Five-fold twinned copper nanowire gas diffusion electrodes for electrochemical CO2 reduction with enhanced C2 product selectivity and stability

Abstract

Copper nanowires with fivefold twinned structures (t-CuNWs) are shown to be effective as cathode catalysts for the electrochemical CO₂ reduction reaction (CO₂RR) in a zero-gap electrolyzer to produce ethylene. The t-CuNWs, with surfaces enclosed by (100) facets, were selected for their enhanced CO adsorption strength, which along with the presence of the twin boundary defects, are proposed to promote C–C coupling—a key pathway toward multi-carbon (C₂) products.
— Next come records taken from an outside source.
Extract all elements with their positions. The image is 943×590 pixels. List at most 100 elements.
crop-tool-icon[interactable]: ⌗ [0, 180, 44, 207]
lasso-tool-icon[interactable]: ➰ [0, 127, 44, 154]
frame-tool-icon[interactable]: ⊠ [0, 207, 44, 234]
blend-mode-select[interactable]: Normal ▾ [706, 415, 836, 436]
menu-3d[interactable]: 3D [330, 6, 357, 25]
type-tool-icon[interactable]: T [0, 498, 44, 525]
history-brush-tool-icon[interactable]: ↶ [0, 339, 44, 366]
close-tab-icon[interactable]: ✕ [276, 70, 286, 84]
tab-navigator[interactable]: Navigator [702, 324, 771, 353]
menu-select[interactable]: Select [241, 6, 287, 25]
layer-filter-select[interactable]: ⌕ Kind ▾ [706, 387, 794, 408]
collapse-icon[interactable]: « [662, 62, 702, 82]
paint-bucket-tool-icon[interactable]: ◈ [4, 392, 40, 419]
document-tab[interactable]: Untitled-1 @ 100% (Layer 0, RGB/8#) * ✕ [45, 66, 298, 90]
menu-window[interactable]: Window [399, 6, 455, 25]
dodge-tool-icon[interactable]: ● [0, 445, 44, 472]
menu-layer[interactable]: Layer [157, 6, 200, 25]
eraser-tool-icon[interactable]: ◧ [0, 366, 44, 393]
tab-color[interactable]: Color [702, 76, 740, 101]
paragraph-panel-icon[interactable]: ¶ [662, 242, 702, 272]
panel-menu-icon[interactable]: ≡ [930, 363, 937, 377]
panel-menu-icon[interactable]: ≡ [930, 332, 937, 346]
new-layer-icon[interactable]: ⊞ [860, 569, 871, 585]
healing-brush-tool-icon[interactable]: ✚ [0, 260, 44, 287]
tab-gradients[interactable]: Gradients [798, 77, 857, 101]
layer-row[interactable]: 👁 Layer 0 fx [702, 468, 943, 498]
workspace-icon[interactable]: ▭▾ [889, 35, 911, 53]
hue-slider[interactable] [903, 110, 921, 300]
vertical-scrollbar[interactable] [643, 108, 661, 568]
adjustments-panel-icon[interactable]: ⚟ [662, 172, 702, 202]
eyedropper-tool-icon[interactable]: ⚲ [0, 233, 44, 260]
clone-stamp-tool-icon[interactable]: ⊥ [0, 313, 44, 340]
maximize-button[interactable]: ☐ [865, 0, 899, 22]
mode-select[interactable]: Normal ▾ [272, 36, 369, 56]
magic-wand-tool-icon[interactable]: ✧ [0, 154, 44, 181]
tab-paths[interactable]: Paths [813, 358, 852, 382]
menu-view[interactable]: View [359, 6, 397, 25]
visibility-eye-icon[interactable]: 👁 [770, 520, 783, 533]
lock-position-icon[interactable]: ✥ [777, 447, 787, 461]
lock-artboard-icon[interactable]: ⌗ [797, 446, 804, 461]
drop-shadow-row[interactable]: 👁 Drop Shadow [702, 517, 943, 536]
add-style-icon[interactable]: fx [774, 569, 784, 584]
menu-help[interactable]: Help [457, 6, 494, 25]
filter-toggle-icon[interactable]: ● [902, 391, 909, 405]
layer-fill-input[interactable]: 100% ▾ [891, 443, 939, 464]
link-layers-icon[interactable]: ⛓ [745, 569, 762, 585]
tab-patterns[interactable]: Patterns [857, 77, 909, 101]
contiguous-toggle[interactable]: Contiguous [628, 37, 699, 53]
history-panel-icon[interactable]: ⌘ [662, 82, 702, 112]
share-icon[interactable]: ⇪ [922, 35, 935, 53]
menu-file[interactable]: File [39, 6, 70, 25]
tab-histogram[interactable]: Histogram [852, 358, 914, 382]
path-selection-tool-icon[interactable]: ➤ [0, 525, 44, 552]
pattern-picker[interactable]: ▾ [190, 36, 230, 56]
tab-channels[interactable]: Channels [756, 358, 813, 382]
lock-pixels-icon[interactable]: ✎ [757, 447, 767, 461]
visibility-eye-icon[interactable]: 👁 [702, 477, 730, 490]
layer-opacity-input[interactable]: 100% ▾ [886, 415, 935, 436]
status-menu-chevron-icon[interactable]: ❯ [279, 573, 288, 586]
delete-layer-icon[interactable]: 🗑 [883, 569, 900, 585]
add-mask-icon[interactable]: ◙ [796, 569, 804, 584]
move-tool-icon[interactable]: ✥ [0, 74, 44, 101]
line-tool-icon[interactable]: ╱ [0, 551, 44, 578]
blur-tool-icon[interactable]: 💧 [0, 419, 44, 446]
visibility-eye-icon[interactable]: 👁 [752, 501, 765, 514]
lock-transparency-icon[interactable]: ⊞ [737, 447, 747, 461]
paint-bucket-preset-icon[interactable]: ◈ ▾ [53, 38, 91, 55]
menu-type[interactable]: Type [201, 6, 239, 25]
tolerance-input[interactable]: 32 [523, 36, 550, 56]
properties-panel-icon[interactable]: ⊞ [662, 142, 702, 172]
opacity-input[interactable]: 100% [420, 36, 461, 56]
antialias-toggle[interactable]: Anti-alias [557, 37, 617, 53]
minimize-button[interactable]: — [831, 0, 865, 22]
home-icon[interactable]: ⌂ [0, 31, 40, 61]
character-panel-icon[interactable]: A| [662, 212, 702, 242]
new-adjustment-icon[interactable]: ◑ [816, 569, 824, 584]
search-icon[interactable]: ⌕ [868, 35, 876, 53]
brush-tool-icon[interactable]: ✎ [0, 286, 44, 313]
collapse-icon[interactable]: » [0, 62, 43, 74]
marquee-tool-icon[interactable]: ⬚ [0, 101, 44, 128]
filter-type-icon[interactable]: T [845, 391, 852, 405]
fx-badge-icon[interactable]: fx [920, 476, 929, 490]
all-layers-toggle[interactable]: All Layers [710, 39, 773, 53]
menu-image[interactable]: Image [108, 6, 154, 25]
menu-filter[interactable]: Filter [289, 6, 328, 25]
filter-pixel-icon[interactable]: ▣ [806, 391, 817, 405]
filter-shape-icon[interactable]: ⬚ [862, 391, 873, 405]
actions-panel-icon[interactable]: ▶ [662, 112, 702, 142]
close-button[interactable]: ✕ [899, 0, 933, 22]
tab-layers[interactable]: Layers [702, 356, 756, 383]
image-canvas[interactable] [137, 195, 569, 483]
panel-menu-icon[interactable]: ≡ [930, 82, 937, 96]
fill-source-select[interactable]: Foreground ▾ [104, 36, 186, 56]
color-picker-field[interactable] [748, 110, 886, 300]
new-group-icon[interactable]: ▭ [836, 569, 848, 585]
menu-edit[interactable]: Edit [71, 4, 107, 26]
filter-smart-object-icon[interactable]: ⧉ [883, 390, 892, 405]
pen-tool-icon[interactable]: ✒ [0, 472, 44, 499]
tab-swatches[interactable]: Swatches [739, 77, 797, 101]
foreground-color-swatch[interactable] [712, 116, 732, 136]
We also find that the entangled t-CuNWs exhibit enhanced hydrophobicity when compared to commercial Cu nanoparticles (CuNPs), which reduces electrode flooding and contributes to enhance the stability of the cathode. These characteristics distinguish t-CuNWs from CuNPs in terms of activity (overpotential, selectivity) and stability. The t-CuNWs exhibited ∼40% C₂H₄ Faradaic efficiency (FE) for more than 4 hours under a current density of 100 mA cm⁻², while commercial CuNPs exhibited ∼20% C₂H₄ FE for less than 4 hours and the CuNPs devices consistently required increased operating voltages. These findings highlight the potential of (100) faceted t-CuNWs for C₂ product formation in CO₂RR with facet engineering and hydrophobicity control.